Common reasons why doctors don’t diagnose autism
- Autism is a complex diagnosis. Specific training in autism or developmental disabilities is needed. Most pediatricians and general practice doctors do not have this training.
- Doctors are charged with running through a long list of questions and assessments during well-checks. There simply isn’t time to do autism tests, which often take several hours.
This myth is common
We hear it all the time. Dr. Kroncke and I have heard comments like this almost daily. “My doctor told me we should just ‘wait-and-see’.” “My doctor said he doesn’t have autism because he has great motor skills.” “My doctor said he doesn’t have autism because his language is so advanced.” “My doctor said she doesn’t have autism because she has such a huge vocabulary.” Kids with autism can have all of those skills!

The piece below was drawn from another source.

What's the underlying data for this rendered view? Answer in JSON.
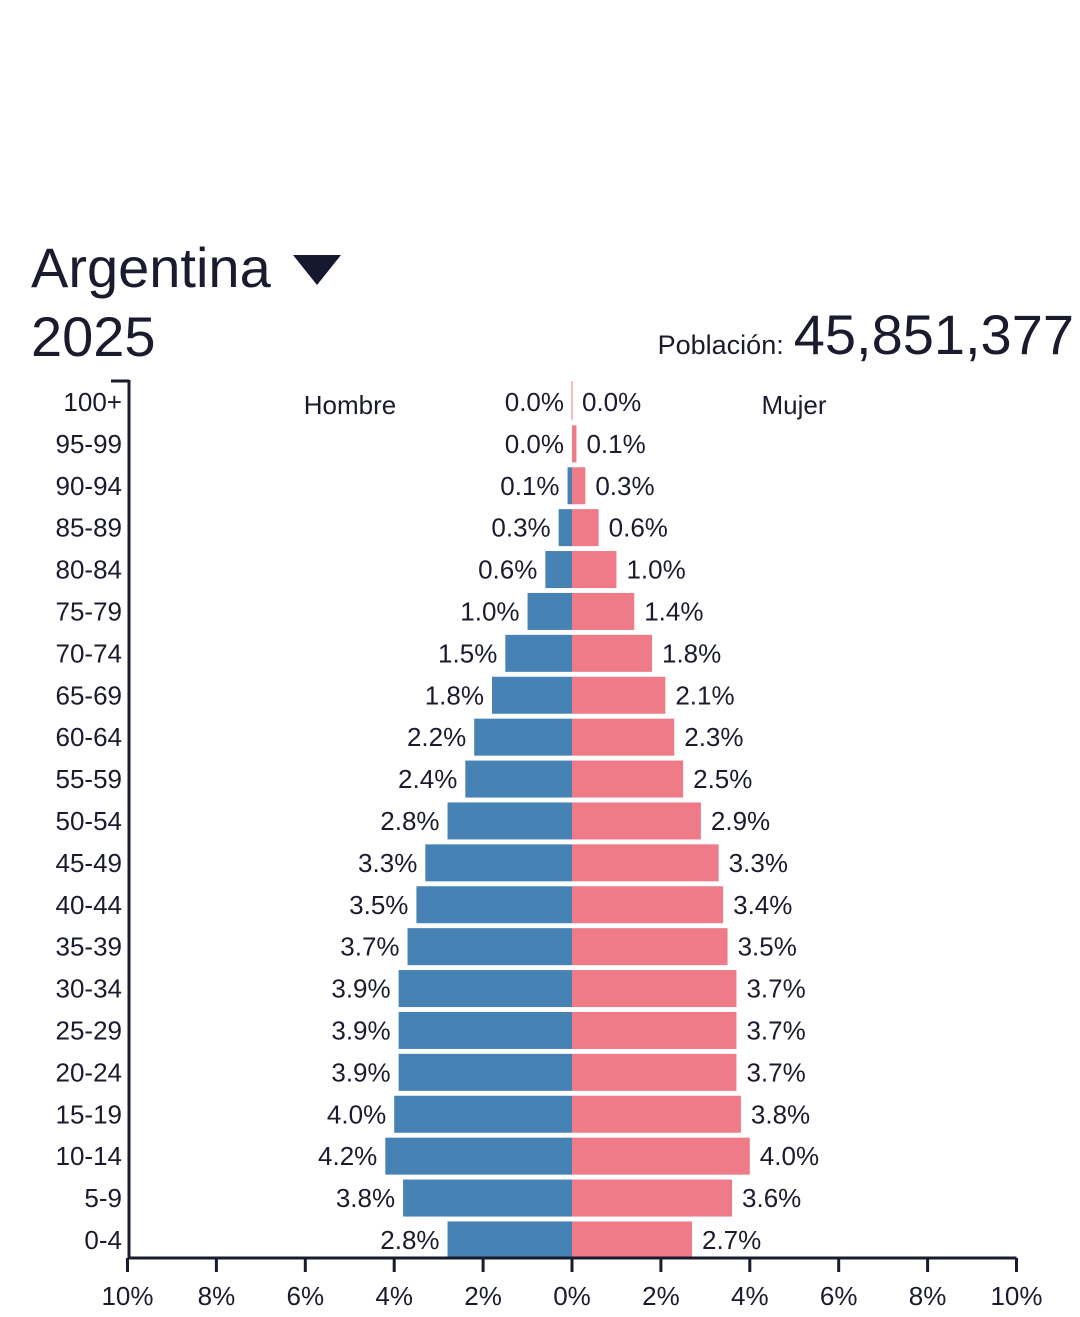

To be fair, it’s possible that there was some miscommunication. Maybe the doctors told these families, “I am not concerned about autism right now” or something of that nature. Sometimes people do hear what they want to hear. However, in the case that doctors are ruling out autism without any testing, parents should be concerned.
Why this myth is a problem
Wasted time. When parents are told that their kids do not have autism, precious time slips away. Young children who are identified early can make substantial gains. Brain plasticity is on their side. Early identification also increases the ability to intervene at an earlier point in their developmental trajectory.
The gist is, if we can help them early, we can help them so much more.
Okay, but if the doctor doesn’t do it, who does?
The best place to assess for autism is with a licensed psychologist or medical doctor who clearly tests for autism. These professionals are often in a hospital or diagnostic clinic. Many private clinics focus on autism assessment. Those practices will have tests like the ADOS that they use to diagnose or rule out autism. To get a valid test for autism, you need a licensed diagnostic clinician with expertise in that area.
Some parents worry that by asking the question, they are “making it true.” That is, they think that a psychologist looking for autism will find it, whether it’s there or not. I cannot speak for every clinic and hospital, but I can tell you from my own experience, nothing could be further from the truth.
I have personally seen many families come in with autism concerns and go home with a totally different diagnosis or a clean bill of health. Although a diagnosis can be stressful for parents, they virtually always say they feel relieved. They feel that they understand their children better, know what services they could benefit from, and can see the path forward.
So, families, please do not be afraid. If there are concerns, pursue a diagnostic evaluation, and do not delay.